Der zweite Komponist des ersten Konzertabends in der Heidelberger Hebelhalle, Jan Kopp (geboren 1971), befasste sich in seinem Auftragswerk "Hadern" (Text von Karl Kraus und Falk Richter) mit dem Sprechgesang als musikalischem Mittel. Dabei spielten seine Erfahrungen mit "Stuttgart 21"-Demonstrationen eine Rolle, wo Wut in Energie umschlug, aber auch die Sprache verzerrte. Kopp benutzt in seinem Stück daher Trillerpfeifen und Schnalzlaute, die Pferdegetrappel imitieren.

Es sei ihm darauf angekommen, einen Sprechchor zu kreieren, der verständlich bleibt, aber nicht im Unisono skandiert. So verteilt sich der Kraus-Text von etwa 1916 in Einzelsilben auf alle acht Stimmen, und erst im Gesamtklang ergibt dies einen verfolgbaren Sinn. Es entsteht das komplexe Gewebe einer gesprochenen Polyphonie, die die ausführende Gruppe viel größer erscheinen lässt, als sie tatsächlich ist.

Auch hier gewinnt Widerstand eine ästhetische Komponente, die zum Schluss in ein Melodram mündet, in dem eine Figur hervortritt (Lena Sutor-Wernich) und den etwa 100 Jahre nach Kraus entstanden Text von Falk Richter szenisch vorträgt, während ein Männerquartett den äußerst medienkritischen Inhalt mit sanften Harmonien konterkariert: Eine böse Satire auf die gegenwärtige Situation zwischen Vernichtung und Entertainment, Echtzeitberichterstattung und Nullinformation.

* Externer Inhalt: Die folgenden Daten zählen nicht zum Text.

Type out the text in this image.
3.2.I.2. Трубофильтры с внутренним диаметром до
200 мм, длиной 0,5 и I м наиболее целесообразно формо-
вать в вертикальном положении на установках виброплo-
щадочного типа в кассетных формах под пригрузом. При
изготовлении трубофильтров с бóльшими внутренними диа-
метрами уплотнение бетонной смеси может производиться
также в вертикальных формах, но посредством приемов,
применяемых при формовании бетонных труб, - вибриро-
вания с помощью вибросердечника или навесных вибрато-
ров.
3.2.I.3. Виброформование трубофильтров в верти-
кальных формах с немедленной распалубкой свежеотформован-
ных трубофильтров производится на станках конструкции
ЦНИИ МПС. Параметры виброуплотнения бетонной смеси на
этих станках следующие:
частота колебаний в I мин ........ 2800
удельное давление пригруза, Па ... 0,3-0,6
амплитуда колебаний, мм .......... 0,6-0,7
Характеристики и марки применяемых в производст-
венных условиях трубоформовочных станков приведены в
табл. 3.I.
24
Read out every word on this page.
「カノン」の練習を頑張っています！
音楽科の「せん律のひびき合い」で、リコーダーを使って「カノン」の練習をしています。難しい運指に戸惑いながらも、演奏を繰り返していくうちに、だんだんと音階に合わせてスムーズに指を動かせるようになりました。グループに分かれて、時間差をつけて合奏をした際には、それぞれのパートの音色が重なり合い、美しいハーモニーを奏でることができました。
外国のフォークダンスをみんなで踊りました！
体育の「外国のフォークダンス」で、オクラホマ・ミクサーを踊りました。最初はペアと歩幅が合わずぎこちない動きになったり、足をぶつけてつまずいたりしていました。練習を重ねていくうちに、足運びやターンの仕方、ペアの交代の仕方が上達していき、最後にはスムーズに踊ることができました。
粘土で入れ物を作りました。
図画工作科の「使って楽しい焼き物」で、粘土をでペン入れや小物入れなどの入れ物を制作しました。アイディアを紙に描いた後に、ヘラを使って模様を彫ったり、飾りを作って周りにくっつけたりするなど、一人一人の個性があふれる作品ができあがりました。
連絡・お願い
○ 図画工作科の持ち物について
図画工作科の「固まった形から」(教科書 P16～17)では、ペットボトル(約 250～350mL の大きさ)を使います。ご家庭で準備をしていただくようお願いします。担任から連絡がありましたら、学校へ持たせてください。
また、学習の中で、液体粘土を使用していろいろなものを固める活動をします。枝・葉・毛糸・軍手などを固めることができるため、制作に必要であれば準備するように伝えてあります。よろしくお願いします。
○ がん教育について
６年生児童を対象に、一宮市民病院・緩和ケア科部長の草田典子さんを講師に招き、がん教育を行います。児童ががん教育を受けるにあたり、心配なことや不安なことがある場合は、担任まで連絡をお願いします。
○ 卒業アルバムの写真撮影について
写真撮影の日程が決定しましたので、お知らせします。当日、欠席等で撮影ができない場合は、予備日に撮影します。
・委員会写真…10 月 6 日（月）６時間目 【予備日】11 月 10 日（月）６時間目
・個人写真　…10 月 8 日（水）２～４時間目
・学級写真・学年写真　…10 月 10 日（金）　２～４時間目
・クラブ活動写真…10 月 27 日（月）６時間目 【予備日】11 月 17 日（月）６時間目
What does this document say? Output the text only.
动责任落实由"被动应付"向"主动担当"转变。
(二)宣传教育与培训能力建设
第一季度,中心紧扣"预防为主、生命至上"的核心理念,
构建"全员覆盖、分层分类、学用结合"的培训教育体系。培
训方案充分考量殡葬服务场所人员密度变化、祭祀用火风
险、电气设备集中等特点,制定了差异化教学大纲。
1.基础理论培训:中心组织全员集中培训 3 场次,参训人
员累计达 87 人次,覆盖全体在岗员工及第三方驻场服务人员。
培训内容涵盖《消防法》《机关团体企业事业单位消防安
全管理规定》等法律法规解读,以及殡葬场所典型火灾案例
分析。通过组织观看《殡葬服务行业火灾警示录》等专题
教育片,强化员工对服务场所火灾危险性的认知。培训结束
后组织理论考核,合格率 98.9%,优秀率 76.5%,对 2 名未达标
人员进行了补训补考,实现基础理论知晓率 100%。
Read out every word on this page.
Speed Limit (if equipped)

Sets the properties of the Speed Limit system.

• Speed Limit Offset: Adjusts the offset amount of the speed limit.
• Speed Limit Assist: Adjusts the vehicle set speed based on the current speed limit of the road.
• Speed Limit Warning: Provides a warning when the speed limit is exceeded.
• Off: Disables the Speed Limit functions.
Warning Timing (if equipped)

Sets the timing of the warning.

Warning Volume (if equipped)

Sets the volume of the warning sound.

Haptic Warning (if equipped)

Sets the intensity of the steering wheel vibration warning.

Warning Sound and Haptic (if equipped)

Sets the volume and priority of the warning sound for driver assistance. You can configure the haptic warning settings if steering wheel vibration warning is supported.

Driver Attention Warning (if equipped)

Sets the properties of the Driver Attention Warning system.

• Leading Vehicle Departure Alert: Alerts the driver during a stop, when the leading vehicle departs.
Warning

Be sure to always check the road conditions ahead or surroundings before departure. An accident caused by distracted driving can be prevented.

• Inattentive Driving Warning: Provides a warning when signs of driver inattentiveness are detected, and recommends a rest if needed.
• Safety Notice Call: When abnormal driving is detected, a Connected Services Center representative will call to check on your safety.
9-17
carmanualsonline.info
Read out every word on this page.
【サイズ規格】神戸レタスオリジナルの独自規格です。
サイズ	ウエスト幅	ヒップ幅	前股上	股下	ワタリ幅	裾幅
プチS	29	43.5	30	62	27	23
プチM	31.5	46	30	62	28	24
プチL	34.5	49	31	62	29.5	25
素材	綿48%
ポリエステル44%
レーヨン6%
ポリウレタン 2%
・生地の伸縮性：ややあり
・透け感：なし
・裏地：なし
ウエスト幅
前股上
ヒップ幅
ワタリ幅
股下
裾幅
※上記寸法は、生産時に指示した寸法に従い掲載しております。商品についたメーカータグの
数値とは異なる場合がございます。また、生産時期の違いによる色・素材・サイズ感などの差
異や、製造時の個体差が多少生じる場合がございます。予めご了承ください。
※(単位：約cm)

Die "Schola Heidelberg" unter Walter Nußbaums Leitung realisierte beide Uraufführungen, die am selben Abend wiederholt wurden, mit bemerkenswerter Klangsinnlichkeit und sängerischer Kompetenz. Ein phänomenaler Start in die Konzertsaison dieses Herbstes.

Theresia Bauer, Ministerin für Wissenschaft, Forschung und Kunst des Landes Baden-Württemberg, betonte in ihrem Grußwort zur Eröffnung des zweitägigen Themenfestivals, dass das Heidelberger Klangforum auf dem schwierigen Terrain der Vermittlung neuer künstlerischer Ausdrucksweisen seit vielen Jahren hervorragende Arbeit leiste und das Land daher die Ensembles "Schola Heidelberg" und "aisthesis" unter der Leitung von Walter Nußbaum seit zehn Jahren unterstütze. Theresia Bauer konnte sogar eine Erhöhung der jährlichen Subvention auf nun 45.000 Euro verkünden. Ein neues "Jerusalem Projekt" des Klangforums wird darüber hinaus aus dem Innovationsfond 2014 des Landes mit 50.000 Euro unterstützt. Eine unabhängige Fachjury entschied über diese Projektförderung. Das Land fördert derzeit rund 200 künstlerische Projekte mit insgesamt sechs Millionen Euro.

Auch Heidelbergs Kulturbürgermeister Joachim Gerner freute sich über den gelungenen Konzertauftakt und sicherte eine weiterhin "verlässliche und dauerhafte" Unterstützung des KlangForums durch die Stadt Heidelberg zu.